Türkçe
Havacılık
ya da
Havacılık
Türkçesi
Karşımızda iki kavram durmakta ve
bizler bu kavramları nasıl algılamaktayız, önce ona
bakalım.
1- Emniyet
Arapça kökenli "Emn" kelimesinden
dilimize geçmiştir. Emin olma ve itimat anlamında ingilizce "Security" kelimesi
karşılığı kullanılmakta. Emniyet Gücü, Emniyet Kemeri, Emniyet Müdürlüğü hep bu
kelimeden türemektedirler. Bir hareketi ve oluşu tarif eder.
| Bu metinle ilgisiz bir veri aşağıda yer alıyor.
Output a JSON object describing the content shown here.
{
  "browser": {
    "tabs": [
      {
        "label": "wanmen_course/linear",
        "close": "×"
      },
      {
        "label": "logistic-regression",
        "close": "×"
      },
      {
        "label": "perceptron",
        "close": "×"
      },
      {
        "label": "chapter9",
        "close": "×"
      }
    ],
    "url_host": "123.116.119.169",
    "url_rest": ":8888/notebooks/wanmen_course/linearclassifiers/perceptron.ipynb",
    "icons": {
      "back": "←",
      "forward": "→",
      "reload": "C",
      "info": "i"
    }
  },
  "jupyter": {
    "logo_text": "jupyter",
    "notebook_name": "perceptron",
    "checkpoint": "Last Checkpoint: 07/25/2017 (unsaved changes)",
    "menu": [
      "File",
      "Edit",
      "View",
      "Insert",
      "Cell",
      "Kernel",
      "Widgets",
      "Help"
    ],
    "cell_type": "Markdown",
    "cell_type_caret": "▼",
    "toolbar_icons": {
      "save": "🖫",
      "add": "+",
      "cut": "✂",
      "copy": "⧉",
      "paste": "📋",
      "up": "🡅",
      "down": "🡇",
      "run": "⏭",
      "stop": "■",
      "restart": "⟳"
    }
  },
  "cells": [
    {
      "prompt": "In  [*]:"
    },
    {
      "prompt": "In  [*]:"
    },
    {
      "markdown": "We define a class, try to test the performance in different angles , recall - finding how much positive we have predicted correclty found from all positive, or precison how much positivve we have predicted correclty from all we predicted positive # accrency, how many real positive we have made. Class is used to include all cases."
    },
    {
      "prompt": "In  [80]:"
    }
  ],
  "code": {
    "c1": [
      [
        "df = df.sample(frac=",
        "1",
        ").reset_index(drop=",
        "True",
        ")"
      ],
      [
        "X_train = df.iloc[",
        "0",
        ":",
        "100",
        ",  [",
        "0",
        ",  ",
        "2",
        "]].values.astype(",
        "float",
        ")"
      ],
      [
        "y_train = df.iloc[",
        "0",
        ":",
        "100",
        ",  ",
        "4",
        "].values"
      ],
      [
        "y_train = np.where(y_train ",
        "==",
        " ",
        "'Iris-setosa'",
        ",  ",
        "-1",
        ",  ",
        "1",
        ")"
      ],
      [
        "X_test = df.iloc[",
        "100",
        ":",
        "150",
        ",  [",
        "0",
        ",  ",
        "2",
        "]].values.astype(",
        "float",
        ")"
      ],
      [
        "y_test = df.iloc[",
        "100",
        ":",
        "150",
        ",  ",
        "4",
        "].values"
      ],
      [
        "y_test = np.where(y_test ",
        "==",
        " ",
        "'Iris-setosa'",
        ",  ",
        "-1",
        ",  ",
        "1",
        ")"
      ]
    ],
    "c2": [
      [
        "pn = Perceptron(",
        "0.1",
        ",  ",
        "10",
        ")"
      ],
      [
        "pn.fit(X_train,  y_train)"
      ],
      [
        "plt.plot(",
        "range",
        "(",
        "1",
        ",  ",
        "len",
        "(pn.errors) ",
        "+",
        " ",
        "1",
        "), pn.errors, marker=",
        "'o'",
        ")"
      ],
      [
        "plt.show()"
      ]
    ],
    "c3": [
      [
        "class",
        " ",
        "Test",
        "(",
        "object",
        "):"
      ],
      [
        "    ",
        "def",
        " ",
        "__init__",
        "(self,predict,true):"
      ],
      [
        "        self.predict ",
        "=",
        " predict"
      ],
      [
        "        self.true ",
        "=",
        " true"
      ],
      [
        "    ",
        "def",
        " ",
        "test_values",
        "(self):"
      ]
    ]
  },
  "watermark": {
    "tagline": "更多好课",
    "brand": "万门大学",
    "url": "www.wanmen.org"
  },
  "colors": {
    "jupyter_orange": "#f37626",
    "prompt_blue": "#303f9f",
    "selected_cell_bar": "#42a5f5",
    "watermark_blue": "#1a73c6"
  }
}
Emniyet sağlandı,
Emniyet kemeri takıldı vs.
2- Güvenlik
Güven ise korku ve çekinceden uzak,
inanma, itimat ve bağlanma duygusu ile ifade edilen bir duygudur. Ingilizce karşılığı ise "Safe"
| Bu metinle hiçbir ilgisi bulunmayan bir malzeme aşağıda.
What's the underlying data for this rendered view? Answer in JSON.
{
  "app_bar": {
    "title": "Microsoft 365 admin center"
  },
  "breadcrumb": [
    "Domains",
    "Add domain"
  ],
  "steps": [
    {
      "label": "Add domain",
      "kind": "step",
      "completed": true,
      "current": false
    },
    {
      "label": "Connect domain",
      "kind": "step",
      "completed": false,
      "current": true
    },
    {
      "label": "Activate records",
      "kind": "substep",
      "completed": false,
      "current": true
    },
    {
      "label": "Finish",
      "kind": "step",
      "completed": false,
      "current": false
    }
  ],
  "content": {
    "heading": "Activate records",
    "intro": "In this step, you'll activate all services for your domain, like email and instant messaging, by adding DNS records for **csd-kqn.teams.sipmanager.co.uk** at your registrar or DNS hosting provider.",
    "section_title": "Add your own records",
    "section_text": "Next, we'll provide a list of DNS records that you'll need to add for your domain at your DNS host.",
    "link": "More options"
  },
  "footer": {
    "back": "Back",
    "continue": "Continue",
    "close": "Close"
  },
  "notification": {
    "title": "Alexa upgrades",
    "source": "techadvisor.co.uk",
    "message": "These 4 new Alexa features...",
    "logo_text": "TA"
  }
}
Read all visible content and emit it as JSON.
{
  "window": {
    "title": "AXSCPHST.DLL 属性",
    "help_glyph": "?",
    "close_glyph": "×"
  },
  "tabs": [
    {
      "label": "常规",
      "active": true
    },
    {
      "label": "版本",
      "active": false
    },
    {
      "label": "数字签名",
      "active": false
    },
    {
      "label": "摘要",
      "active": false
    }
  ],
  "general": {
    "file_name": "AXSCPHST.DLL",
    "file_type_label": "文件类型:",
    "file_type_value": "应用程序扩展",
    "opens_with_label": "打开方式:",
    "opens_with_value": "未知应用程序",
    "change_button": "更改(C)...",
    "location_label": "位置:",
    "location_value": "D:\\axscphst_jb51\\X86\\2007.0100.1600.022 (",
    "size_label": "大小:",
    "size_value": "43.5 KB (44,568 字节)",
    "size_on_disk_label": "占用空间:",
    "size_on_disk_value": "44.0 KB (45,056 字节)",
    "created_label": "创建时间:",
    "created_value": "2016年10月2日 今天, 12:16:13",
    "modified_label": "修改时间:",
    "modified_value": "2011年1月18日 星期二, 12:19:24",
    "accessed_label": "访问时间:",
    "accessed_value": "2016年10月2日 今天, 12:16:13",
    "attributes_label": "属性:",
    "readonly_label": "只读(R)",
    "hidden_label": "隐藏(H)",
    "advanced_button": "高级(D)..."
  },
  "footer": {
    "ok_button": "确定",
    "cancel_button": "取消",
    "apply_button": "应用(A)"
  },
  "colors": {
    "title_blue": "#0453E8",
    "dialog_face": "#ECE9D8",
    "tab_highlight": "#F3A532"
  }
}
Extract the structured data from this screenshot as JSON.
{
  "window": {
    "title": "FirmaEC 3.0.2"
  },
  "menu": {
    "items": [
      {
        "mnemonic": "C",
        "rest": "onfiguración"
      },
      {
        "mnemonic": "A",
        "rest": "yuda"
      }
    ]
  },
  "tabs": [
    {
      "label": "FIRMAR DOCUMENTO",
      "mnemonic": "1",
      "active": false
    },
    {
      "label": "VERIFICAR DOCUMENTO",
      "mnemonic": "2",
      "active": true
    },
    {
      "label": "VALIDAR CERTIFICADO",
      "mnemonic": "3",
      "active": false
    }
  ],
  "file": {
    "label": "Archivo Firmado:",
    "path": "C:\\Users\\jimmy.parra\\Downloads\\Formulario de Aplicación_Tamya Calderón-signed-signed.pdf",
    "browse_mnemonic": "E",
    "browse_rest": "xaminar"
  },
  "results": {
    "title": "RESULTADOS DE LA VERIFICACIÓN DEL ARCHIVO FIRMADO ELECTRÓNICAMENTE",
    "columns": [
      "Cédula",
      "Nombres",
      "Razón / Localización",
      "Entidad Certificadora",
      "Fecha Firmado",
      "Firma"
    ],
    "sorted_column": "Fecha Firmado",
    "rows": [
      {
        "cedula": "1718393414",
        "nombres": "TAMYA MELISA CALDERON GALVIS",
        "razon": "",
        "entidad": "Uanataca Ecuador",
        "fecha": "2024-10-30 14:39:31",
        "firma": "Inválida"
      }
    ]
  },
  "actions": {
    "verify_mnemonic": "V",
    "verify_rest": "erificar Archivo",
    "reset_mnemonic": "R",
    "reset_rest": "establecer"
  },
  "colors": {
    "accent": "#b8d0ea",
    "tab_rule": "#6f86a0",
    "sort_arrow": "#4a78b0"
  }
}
kelimesidir. "Güvenlik" olgusu karşılığı Ingilizce'de
"Safety" dir. Bu duyguyu
oluşturan ya da yaratan hareket ve oluşların bütünüdür. Emniyet size güven
sağlar. Bu hissi oluşturmanıza neden olur.
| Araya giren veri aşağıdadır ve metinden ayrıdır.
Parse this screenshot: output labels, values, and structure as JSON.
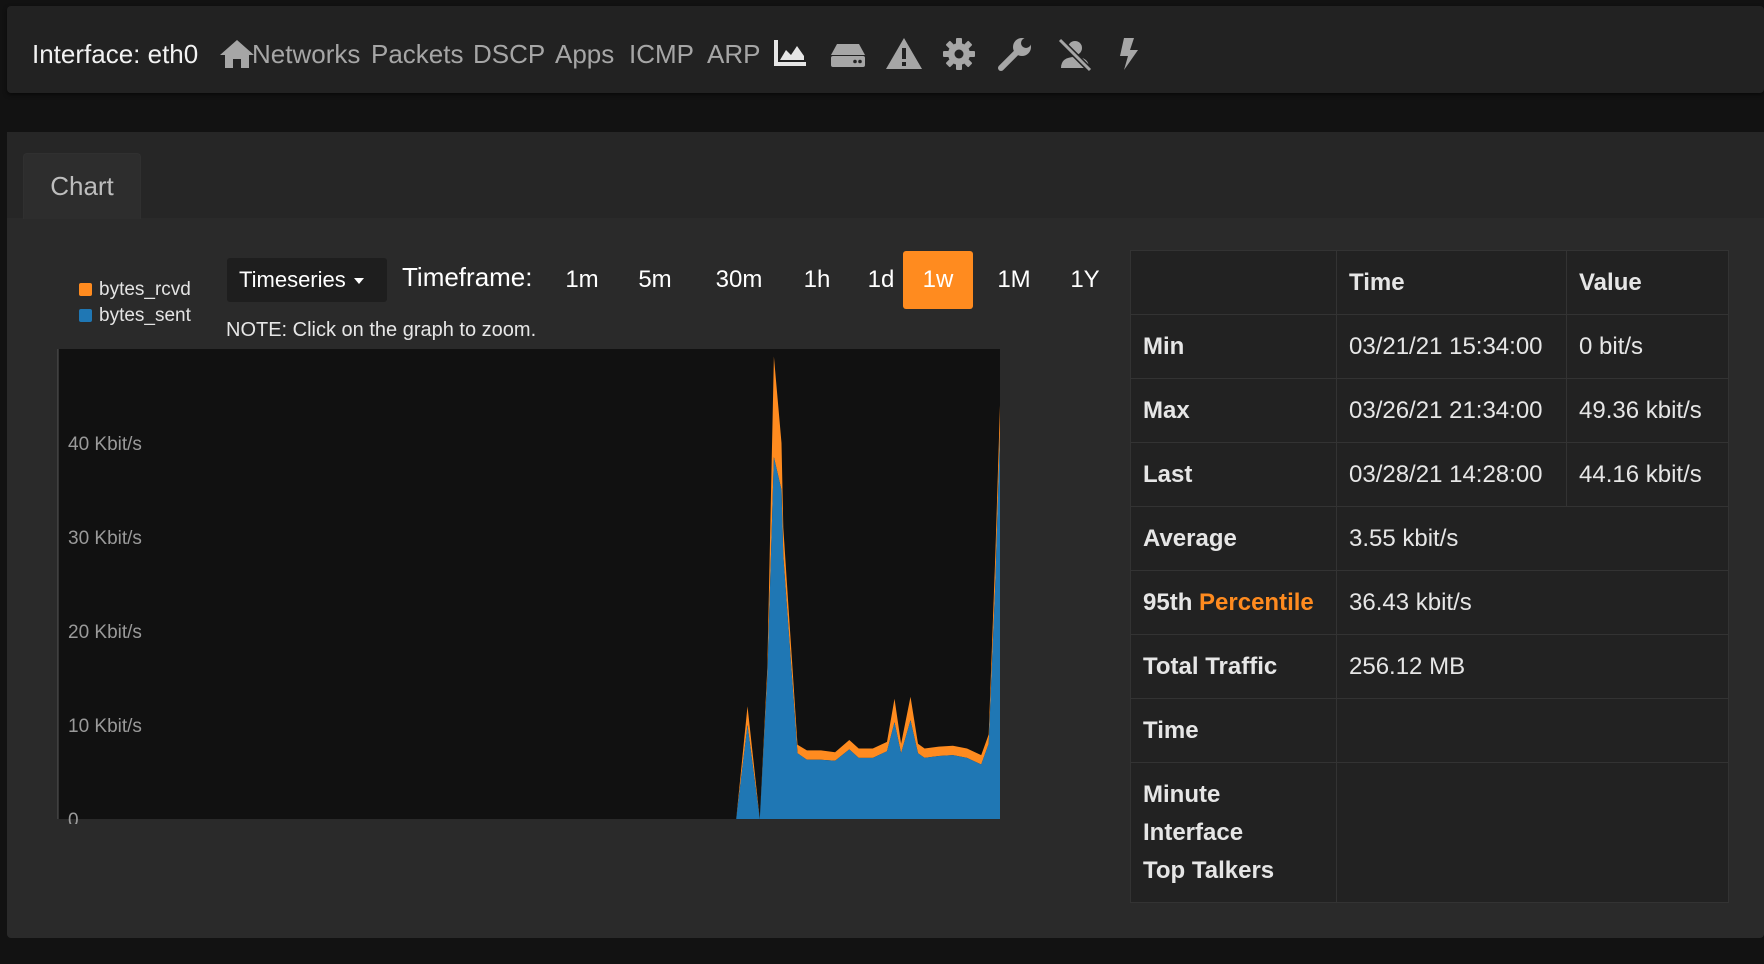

Günlük kullanımda ise birbirine
karışmış görünmektedir.
Emniyet bizim güvenliğimizi
sağlamayabilir, ancak emin olduğumuzda kendimizi güvende
hissederiz.
Yani hareket ve oluş ile
hissedeceğimiz “Güven” oluşacaktır.
Emniyet önlemleri bizim güven
duymamızı sağlar.
Güven hissi ise emniyeti
arttırmaz.
Artan emniyet önlemleri, güven
hissimizi daha da güçlendirir.
Flight Safety -
Uçuş Güvenliği demektir.
Güvenlik kelimesi bakın daha
nerelerde kullanılıyor:
Ground Safety,
Apron Safety, Safety Management, Technical Safety, Air Navigation Safety, Operational Safety, Aircraft Safety, Safety Harness, Emergency & Safety Equipment, Air Space Safety, Acceptable Level of Safety, Safety of Passengers, Target Level of Safety, Safety Issue, Safety Standards, Aviation Safety, Safety Hazards, Safety Accountability, Safety data collection and processing systems, Safety Documents, Safety Related Information.
Bunların hepsi birer kavramdır ve bu
güven ortamını yaratmak, hissetmek için neler yapılması ve hangi "emniyet"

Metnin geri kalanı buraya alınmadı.